Southampton’s standing as a centre of excellence in respiratory disease and allergy research is founded on decades of discovery and innovation. Professor Stephen Holgate (DSc, 1991), was the driving force behind this area of expertise and his work led to a number of significant breakthroughs. In the 1980s his team was the first to establish a connection between the common cold virus and asthma attacks, for example; later he identified the first gene linked to asthma susceptibility, a project I had the privilege of working on as a postdoctoral researcher.
Our scientists and clinicians continue to investigate the biological and environmental factors that contribute to asthma, with a view to gaining a greater insight into the condition and finding targets for new therapies.
My own research centres on a phenomenon called epigenetics to find out how it affects people’s susceptibility to allergies, asthma and other respiratory diseases. I’ve always been fascinated by genetics and the way differences in our DNA might determine our risk of disease. I come from New Zealand where there was an epidemic of deaths from asthma in the 1980s; it seemed fitting to apply my interest in genetics to the study of this particular problem.

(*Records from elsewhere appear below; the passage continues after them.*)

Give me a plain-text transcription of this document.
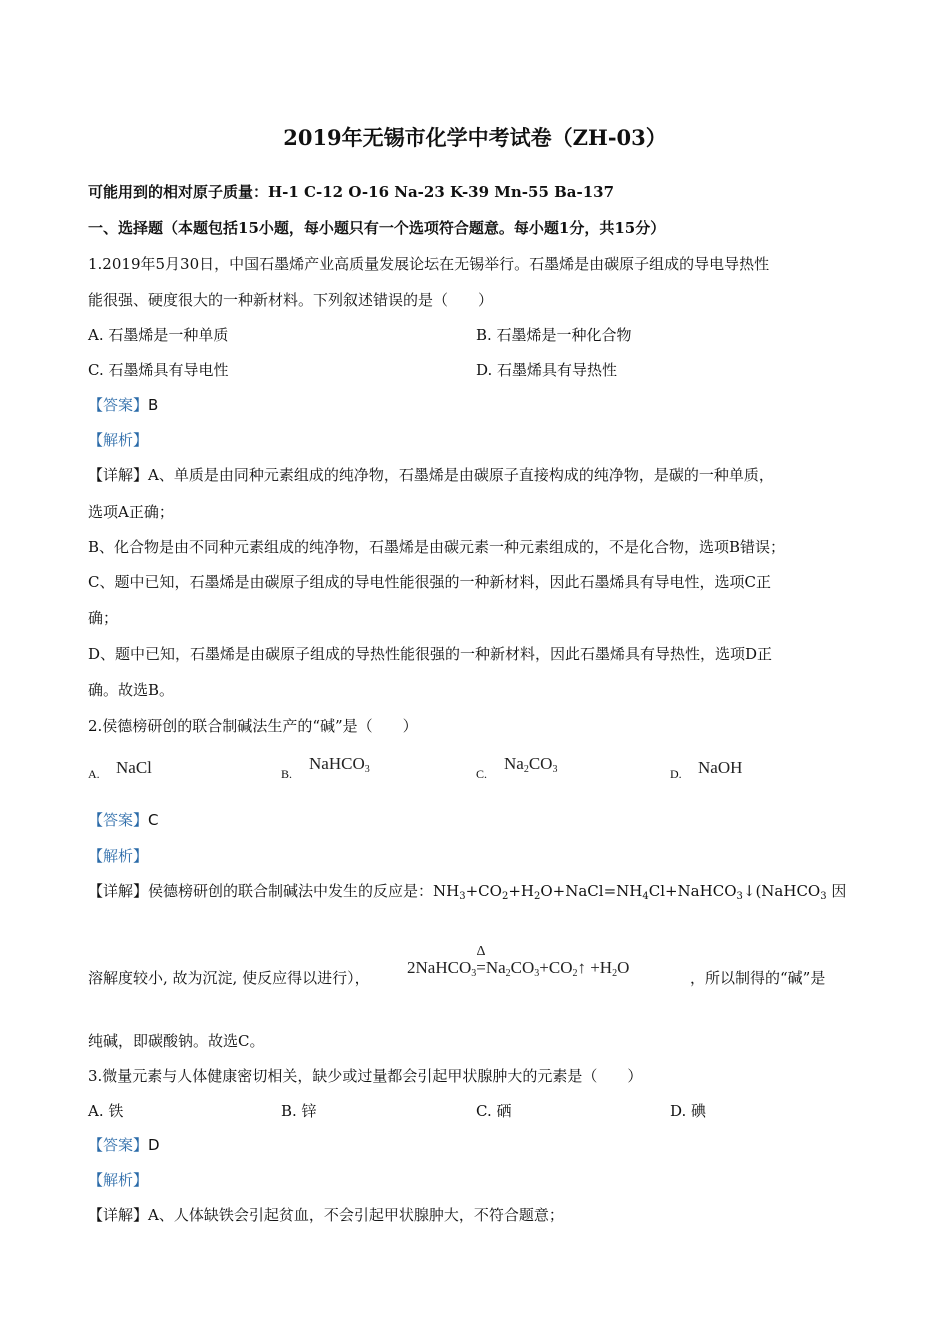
2019年无锡市化学中考试卷（ZH-03）
可能用到的相对原子质量：H-1 C-12 O-16 Na-23 K-39 Mn-55 Ba-137
一、选择题（本题包括15小题，每小题只有一个选项符合题意。每小题1分，共15分）
1.2019年5月30日，中国石墨烯产业高质量发展论坛在无锡举行。石墨烯是由碳原子组成的导电导热性
能很强、硬度很大的一种新材料。下列叙述错误的是（　　）
A. 石墨烯是一种单质	B. 石墨烯是一种化合物
C. 石墨烯具有导电性	D. 石墨烯具有导热性
【答案】B
【解析】
【详解】A、单质是由同种元素组成的纯净物，石墨烯是由碳原子直接构成的纯净物，是碳的一种单质，
选项A正确；
B、化合物是由不同种元素组成的纯净物，石墨烯是由碳元素一种元素组成的，不是化合物，选项B错误；
C、题中已知，石墨烯是由碳原子组成的导电性能很强的一种新材料，因此石墨烯具有导电性，选项C正
确；
D、题中已知，石墨烯是由碳原子组成的导热性能很强的一种新材料，因此石墨烯具有导热性，选项D正
确。故选B。
2.侯德榜研创的联合制碱法生产的“碱”是（　　）
A. NaCl	B.
NaHCO$_3$	C.
$Na_2CO_3$	D. NaOH
【答案】C
【解析】
【详解】侯德榜研创的联合制碱法中发生的反应是：$NH_3+CO_2+H_2O+NaCl=NH_4Cl+NaHCO_3↓(NaHCO_3$ 因
溶解度较小, 故为沉淀, 使反应得以进行），
2NaHCO$_3$
Δ
$=Na_2CO_3+CO_2↑ +H_2O$
，所以制得的“碱”是
纯碱，即碳酸钠。故选C。
3.微量元素与人体健康密切相关，缺少或过量都会引起甲状腺肿大的元素是（　　）
A. 铁	B. 锌	C. 硒	D. 碘
【答案】D
【解析】
【详解】A、人体缺铁会引起贫血，不会引起甲状腺肿大，不符合题意；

Epigenetics is the study of chemical changes to DNA that don’t alter the genetic code itself but can modify the way the gene is expressed (the way cells ‘read’ the gene’s instructions). What’s interesting about these chemical changes, known as epigenetic marks, is that they can be added to your DNA in response to exposure to a particular environment. For example, your mother’s diet when you were in the womb or the presence of cigarette smoke in the air you breathe can lead to a chemical change in your DNA that modifies the way your genes are expressed. This in turn can alter your risk of developing conditions such as asthma.

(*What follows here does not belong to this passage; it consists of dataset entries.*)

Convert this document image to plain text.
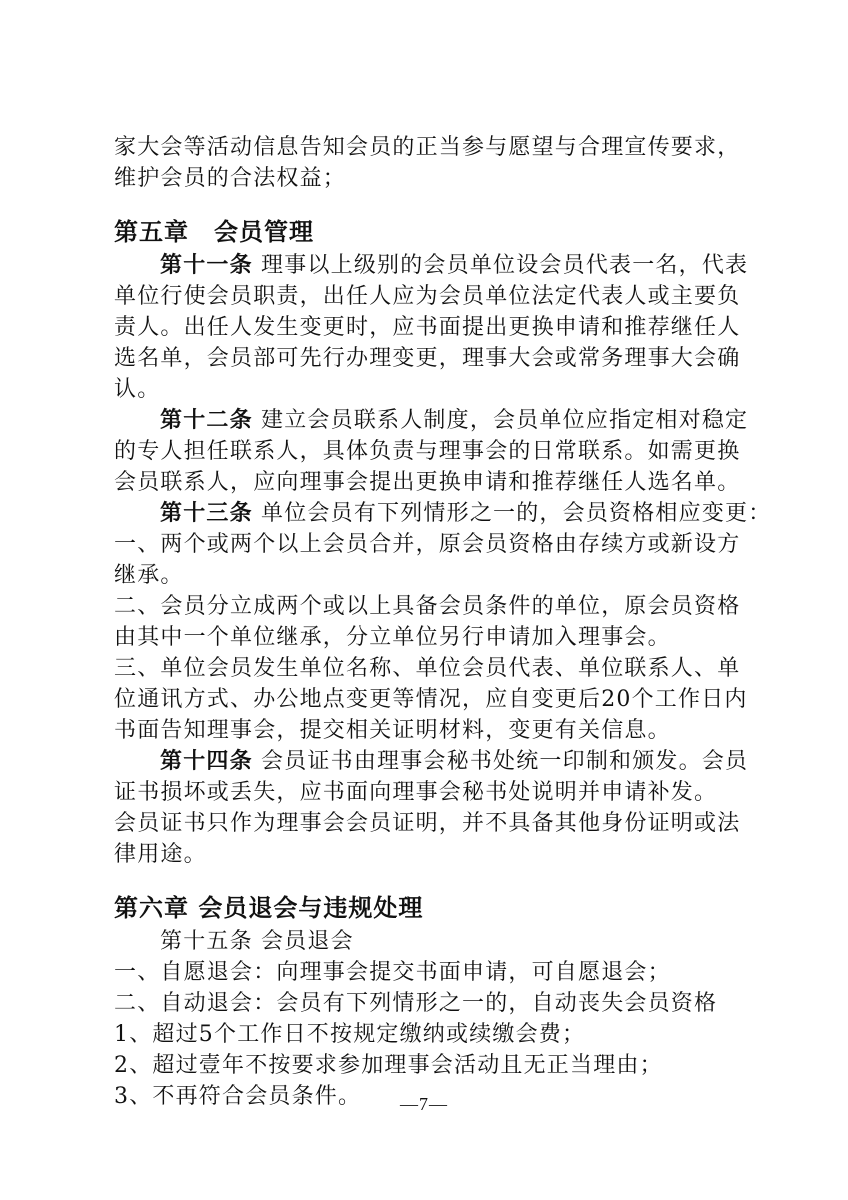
家大会等活动信息告知会员的正当参与愿望与合理宣传要求，

维护会员的合法权益；

第五章　会员管理

第十一条 理事以上级别的会员单位设会员代表一名，代表

单位行使会员职责，出任人应为会员单位法定代表人或主要负

责人。出任人发生变更时，应书面提出更换申请和推荐继任人

选名单，会员部可先行办理变更，理事大会或常务理事大会确

认。

第十二条 建立会员联系人制度，会员单位应指定相对稳定

的专人担任联系人，具体负责与理事会的日常联系。如需更换

会员联系人，应向理事会提出更换申请和推荐继任人选名单。

第十三条 单位会员有下列情形之一的，会员资格相应变更：

一、两个或两个以上会员合并，原会员资格由存续方或新设方

继承。

二、会员分立成两个或以上具备会员条件的单位，原会员资格

由其中一个单位继承，分立单位另行申请加入理事会。

三、单位会员发生单位名称、单位会员代表、单位联系人、单

位通讯方式、办公地点变更等情况，应自变更后20个工作日内

书面告知理事会，提交相关证明材料，变更有关信息。

第十四条 会员证书由理事会秘书处统一印制和颁发。会员

证书损坏或丢失，应书面向理事会秘书处说明并申请补发。

会员证书只作为理事会会员证明，并不具备其他身份证明或法

律用途。

第六章 会员退会与违规处理

第十五条 会员退会

一、自愿退会：向理事会提交书面申请，可自愿退会；

二、自动退会：会员有下列情形之一的，自动丧失会员资格

1、超过5个工作日不按规定缴纳或续缴会费；

2、超过壹年不按要求参加理事会活动且无正当理由；

3、不再符合会员条件。	—7—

Another fascinating thing about epigenetics is that epigenetic marks may actually be passed on from parent to child, so environmental exposure in one generation could lead to a change in DNA that is then passed down to subsequent generations.
In collaboration with colleagues at Southampton and in the United States, I’ve been studying epigenetic marks in the DNA of a cohort of individuals on the Isle of Wight. The cohort is a unique resource for this type of research. Established in 1989 by Professor Hasan Arshad, Professor of Allergy and Clinical Immunology, it is the longest running birth cohort for allergic disease in the world.
We have followed up the cohort over time to look at the epigenetic changes to participants’ DNA and see whether these relate to the development of allergic diseases such as asthma. What’s great is that we are now also able to study the DNA of babies born to members of the original cohort, so we can look at epigenetic changes in relation to the environments their parents and grandparents were exposed to.
Our ultimate aim is to find out how genes and the environment interact to determine people’s risk of developing diseases such as asthma. This could lead to the development of new therapies or measures to reduce the environmental risks. We may also be able to predict who will develop asthma in order to target future preventative treatments.
Another key resource for our researchers in this field is the National Institute for Health Research Southampton Respiratory Biomedical Research Unit, which is run jointly by the University and the University Hospital Southampton NHS Foundation Trust.
It provides a fantastic facility for my clinical colleagues to work directly with patients to translate laboratory discoveries into new treatments, often working in collaboration with pharmaceutical industry partners. For example, the unit facilitated trials of a novel treatment, inhaled interferon beta. This works by replacing an antiviral protein that is under-produced in the lungs of people with asthma, helping to reduce the risk of asthma attacks being triggered by a viral infection.
Following successful trials, a University spin-out company, Synairgen, was formed to license the drug and make it available to patients. Some of the first patient trials of another asthma drug, a monoclonal antibody therapy known as omalizumab, were also conducted at the unit, providing evidence for the new drug’s registration.
It is the combination of these superb facilities, world-leading expertise and the willingness of colleagues from different disciplines to join forces to solve a particular problem that makes Southampton such a great place to conduct research in this field. Working across disciplines is essential; we need to pool the knowledge of clinicians, geneticists, statisticians, epidemiologists and informaticians if we are to tackle these major health challenges.